In November, the ratings agency said it expected aggregate casino GGR in the Macau market to be between “60 percent to 70 percent” of 2019 levels.
But in Monday’s memo, S&P Global said the Macau gaming market would “recover more gradually than we previously assumed amid rising Omicron cases and tightening junket activities.”
S&P Global assumes mass-market GGR in Macau should improve to “45 percent to 55 percent of pre-pandemic levels”. “The mass market may still recover to near pre-pandemic levels in 2023, assuming travel restrictions ease gradually throughout 2022,” it noted.
But GGR in the VIP segment will stay at 20 percent of 2019 levels during the next two years. “Visibility on the segment’s recovery is low because it is difficult to gauge how much revenue business junkets could bring to Macau under a stricter regulatory environment,” it stated.
Junkets – known in Macau as gaming promoters – historically have introduced high-value players to Macau casinos’ VIP gambling operations.
Macau’s casino junket sector has been in the spotlight since the detention in November of Alvin Chau Cheok Wa, and the shutdown of his junket brand Suncity Group, described previously by investment analysts as the largest VIP operator in the city.
Last month, Levo Chan Weng Lin, boss of junket brand Tak Chun, was also detained. Mr Chan is suspected of being a leader in a triad criminal group, said Macau’s Public Prosecutions Office in a note last week.
Several among the city’s six operators have confirmed that junkets had ceased operations at their respective properties in Macau.
In late January, the Macau gaming regulator said a total of 46 gaming promoters – either entities or individuals – were currently licensed, down from 85 in January 2021. But the bureau said it was still weighing 29 junket licence requests.
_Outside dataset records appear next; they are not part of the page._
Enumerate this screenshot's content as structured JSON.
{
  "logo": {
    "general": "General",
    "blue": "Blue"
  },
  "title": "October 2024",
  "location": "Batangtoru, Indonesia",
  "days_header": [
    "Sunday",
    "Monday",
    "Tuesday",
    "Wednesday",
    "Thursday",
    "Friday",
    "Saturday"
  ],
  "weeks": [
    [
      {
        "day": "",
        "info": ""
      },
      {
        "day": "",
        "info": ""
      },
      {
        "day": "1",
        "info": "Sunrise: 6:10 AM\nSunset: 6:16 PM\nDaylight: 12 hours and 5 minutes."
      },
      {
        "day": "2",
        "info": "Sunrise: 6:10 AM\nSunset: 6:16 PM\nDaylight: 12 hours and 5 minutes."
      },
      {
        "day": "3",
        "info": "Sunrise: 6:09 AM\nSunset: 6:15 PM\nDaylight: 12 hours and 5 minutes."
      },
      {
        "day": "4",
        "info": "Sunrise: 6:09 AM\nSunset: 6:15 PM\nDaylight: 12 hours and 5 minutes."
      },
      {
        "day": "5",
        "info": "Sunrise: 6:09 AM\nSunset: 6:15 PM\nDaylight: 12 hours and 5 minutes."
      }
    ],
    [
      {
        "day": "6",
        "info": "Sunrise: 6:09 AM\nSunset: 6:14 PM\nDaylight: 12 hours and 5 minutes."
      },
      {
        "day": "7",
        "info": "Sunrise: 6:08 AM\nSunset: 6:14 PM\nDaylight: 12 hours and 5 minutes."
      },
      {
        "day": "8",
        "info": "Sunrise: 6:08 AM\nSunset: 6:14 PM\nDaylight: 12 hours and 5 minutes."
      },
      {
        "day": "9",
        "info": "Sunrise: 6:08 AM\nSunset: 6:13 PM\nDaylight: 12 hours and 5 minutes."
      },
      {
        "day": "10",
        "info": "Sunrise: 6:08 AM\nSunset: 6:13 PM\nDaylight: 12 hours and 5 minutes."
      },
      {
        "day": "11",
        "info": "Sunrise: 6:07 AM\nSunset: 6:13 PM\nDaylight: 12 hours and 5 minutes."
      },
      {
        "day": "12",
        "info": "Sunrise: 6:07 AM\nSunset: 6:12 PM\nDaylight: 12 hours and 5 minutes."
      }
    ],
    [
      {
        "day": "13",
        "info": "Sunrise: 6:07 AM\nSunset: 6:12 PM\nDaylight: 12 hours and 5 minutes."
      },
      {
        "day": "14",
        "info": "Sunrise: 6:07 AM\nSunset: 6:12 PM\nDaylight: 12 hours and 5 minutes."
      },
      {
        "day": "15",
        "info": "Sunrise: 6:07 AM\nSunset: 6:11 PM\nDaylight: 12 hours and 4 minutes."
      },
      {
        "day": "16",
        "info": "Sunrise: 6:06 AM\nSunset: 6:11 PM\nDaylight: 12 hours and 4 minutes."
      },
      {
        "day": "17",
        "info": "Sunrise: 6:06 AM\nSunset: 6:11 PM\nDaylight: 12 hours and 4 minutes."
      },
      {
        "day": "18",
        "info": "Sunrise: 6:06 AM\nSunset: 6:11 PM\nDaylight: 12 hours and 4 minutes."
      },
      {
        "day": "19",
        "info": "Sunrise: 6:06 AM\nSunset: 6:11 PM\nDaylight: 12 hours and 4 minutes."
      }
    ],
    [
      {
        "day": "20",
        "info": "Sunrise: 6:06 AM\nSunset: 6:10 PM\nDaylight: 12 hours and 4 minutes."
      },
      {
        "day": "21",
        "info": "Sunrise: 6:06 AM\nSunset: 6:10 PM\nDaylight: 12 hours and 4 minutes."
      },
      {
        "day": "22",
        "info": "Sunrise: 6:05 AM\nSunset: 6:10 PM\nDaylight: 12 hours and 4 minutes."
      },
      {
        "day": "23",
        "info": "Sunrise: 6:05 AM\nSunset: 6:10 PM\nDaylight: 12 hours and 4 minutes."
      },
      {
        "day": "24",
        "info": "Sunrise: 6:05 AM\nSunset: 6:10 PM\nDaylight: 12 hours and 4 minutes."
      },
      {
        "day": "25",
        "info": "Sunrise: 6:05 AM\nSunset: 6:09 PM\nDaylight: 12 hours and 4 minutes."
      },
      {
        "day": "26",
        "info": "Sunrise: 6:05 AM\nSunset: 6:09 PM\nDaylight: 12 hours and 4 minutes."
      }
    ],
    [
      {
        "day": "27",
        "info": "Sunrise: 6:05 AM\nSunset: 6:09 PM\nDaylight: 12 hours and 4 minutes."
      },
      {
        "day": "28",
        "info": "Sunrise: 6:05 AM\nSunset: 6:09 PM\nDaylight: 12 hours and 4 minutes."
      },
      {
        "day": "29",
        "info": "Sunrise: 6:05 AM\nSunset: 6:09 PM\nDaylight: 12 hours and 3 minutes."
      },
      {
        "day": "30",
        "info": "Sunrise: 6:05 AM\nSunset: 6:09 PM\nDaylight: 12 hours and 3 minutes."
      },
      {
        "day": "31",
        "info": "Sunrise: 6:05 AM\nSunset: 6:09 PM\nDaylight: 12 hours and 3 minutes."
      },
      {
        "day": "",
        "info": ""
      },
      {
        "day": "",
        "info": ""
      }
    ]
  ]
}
In Monday’s note, S&P Global said it had revised its “base case to assume that the resumption of travel between Macau and mainland China in 2022 will be slower” than it had “initially anticipated”, and that the VIP market “will remain weak over the next two to three years”.
“Yet, the predictability of the recovery timeline is less certain because it is hard to know for sure if China will maintain its policies for zero tolerance of Covid-19 into the pandemic’s third year,” stated the institution.
The analysts said they were “confident about a long-term recovery” in the Macau mass market”. They added: “This should support a restoration of credit metrics over the next few years, despite the weakness in the VIP market.”